侧边栏壁纸
博主头像
Terry

『LESSON 5』

  • 累计撰写 90 篇文章
  • 累计创建 21 个标签
  • 累计收到 1 条评论

目 录CONTENT

文章目录

大数据sql性能优化技巧

Terry
2023-11-21 / 0 评论 / 0 点赞 / 108 阅读 / 5,184 字 / 正在检测是否收录...

资源优化经验

计算

一、引擎:选用最优的引擎,推荐spark,spark比hive平均节约60%

二、缓存:最大限度地用广播/缓存(如mapjoin),性能可提高数倍

三、为了节约下游消耗,上游表的优化手段:

1. text表转orc,适合下游读取个别字段的使用场景

2. 去除多余维度提高聚合度,减少存储的数据量

3. 增加适当的分区字段,向精准扫描靠拢

4. 做累积表、做月表,应对下游扫描历史全量的场景

四、减少参与计算的数据量:

1. 不要写漏分区条件,避免无用扫描或全表扫描

2. 谓词下推,第一时间减少数据量再计算(比如where条件尽量往内层写)

3. 先聚合再计算(比如先group by再join, 先group by再grouping sets)

4. 选择聚合度更高的上游表,读更少的数据

5. 删减汇总规则:优先选择grouping sets>rollup>cube,尽量删减group by的汇总维度和grouping sets的汇总个数,多一个维度就多指数倍消耗,多一个汇总就多一倍消耗

五、优化sql逻辑:

1. 唯一值做join key的join,可酌情改成union all,特别适合一连串join或要拿join不中的情况(见案例1)

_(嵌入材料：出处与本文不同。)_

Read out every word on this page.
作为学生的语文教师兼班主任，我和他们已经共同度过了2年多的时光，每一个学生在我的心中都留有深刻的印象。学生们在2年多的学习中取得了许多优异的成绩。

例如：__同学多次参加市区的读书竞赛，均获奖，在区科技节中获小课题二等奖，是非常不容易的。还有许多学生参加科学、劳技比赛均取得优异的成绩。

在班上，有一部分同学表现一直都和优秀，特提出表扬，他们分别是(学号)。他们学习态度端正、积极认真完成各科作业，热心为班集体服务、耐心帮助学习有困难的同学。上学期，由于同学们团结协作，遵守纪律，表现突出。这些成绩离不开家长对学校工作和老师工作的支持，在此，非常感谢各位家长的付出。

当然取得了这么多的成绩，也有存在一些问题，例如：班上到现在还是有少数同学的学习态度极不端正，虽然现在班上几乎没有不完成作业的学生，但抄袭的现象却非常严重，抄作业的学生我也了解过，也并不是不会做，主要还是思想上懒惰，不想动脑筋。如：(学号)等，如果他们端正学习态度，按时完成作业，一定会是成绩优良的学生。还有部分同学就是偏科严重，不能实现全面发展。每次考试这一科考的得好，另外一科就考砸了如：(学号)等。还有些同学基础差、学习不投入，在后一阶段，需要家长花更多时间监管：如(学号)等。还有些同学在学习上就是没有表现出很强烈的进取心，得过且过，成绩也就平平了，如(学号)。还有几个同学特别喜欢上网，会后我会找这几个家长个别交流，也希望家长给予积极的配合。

2. 相同的表由于关联条件不同写成多个join,可酌情合并成一个join,特别适合重复join太多join消耗大且没有数据倾斜的情况(见案例2)

3. 用row_number取第一条或最后一条,可酌情改成普通的max或min(拼接字符串)的方法,可避免row_number时的order by(见案例3)

4. 多次对同一个字段进行distinct的性能差,改成先group by后sum的方法(见案例4)

5. 复用重复计算,一般在多个作业之间,可酌情落地中间表

6. 减少重复扫描,若需要多个子数据集,可把总的缓存起来再走不同条件(见案例5)

3. 对无效数据编写特殊表达式跳过计算,特别适合很多无效数据参与计算的情况(见案例6)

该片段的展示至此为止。